Louise thought of the dead bird she had found outside the flat at the weekend. A bad omen. Little cock sparrow shot by a boy with a bow and arrow.

'He has to grow up.'

'I don't see why.'

'Louise,' Patrick said gently, 'Archie's happy.'

'Happy?' Happy wasn't a word she had employed in the context of Archie since he was a little boy. How wonderfully, joyously untrammelled he had been then in his happiness. She thought it was fixed for ever, didn't realize that childhood happiness dissolves away, because she herself had never known happiness as a child. If she had realized that Archie wasn't going to be that sunny innocent for ever she would have laid up every moment as treasure. Now she could have it again if she wanted. The north wind howled. She shut the door.

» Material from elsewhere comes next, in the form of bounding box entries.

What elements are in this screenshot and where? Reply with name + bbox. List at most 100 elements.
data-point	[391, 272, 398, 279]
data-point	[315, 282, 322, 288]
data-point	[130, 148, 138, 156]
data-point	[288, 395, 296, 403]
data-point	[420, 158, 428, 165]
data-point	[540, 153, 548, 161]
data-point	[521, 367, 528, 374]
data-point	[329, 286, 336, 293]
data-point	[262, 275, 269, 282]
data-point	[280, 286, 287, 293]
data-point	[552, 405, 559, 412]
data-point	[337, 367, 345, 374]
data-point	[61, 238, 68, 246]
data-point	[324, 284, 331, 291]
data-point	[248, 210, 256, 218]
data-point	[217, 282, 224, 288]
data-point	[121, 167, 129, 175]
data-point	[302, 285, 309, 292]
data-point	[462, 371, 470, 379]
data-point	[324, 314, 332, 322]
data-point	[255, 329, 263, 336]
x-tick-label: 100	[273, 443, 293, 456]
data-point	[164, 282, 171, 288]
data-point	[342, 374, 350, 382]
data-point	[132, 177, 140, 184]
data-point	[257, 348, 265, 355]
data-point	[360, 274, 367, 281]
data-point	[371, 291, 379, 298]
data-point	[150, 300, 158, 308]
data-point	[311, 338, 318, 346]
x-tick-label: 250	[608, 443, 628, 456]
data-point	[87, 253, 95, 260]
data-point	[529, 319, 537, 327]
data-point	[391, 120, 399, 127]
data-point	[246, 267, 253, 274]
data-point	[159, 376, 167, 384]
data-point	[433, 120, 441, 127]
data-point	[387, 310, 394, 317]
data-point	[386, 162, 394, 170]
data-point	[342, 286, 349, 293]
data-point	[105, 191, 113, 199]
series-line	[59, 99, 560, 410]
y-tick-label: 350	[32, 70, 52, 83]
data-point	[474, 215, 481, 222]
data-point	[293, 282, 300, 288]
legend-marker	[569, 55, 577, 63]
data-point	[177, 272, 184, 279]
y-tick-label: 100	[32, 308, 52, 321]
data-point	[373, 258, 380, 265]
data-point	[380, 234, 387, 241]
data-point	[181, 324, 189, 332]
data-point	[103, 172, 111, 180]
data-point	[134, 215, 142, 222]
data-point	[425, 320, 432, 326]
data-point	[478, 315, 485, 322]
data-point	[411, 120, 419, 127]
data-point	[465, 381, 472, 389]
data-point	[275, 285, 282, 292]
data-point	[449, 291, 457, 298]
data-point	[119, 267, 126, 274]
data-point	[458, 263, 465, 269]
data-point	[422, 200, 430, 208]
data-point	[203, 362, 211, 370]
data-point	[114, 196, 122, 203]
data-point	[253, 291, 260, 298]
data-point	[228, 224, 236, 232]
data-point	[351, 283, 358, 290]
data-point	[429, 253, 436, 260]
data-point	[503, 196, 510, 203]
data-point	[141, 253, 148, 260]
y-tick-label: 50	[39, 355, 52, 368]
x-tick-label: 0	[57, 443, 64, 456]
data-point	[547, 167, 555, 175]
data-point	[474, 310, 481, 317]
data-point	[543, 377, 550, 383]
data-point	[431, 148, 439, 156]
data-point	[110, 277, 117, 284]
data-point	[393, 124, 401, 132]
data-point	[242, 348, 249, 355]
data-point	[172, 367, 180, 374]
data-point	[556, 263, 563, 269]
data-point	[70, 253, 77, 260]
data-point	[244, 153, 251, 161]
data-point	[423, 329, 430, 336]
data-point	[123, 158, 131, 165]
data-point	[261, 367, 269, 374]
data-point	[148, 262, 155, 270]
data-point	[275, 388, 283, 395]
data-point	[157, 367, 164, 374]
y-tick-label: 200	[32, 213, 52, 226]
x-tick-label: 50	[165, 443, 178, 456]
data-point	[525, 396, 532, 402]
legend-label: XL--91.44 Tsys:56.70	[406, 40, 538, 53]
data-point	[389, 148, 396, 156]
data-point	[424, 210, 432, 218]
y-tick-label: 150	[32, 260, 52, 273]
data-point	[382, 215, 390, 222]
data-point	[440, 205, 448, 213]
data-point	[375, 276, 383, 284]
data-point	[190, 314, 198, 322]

She was on her way back from a meeting with the Amethyst team out at the Gyle. That was how Louise first came across Alison Needler, six months before the murders, when she was seconded for a few months to Amethyst, the Family Protection Unit. David Needler, defYing the court injunction against him, had taken up a position on the family lawn in Trinity where he was threatening to set himself alight with his kids and ex-wife watching from an upstairs window. When Louise arrived, hot on the heels of the Instant Response Vehicle, he was being berated by Alison's sister Debbie, standing on the front doorstep. ('Lippy, our Debs,' according to Alison. Well, she paid the price for that, didn't she?) Taunted, perhaps, rather than berated (' Go on then, you bastard, let's see you torch yourself.).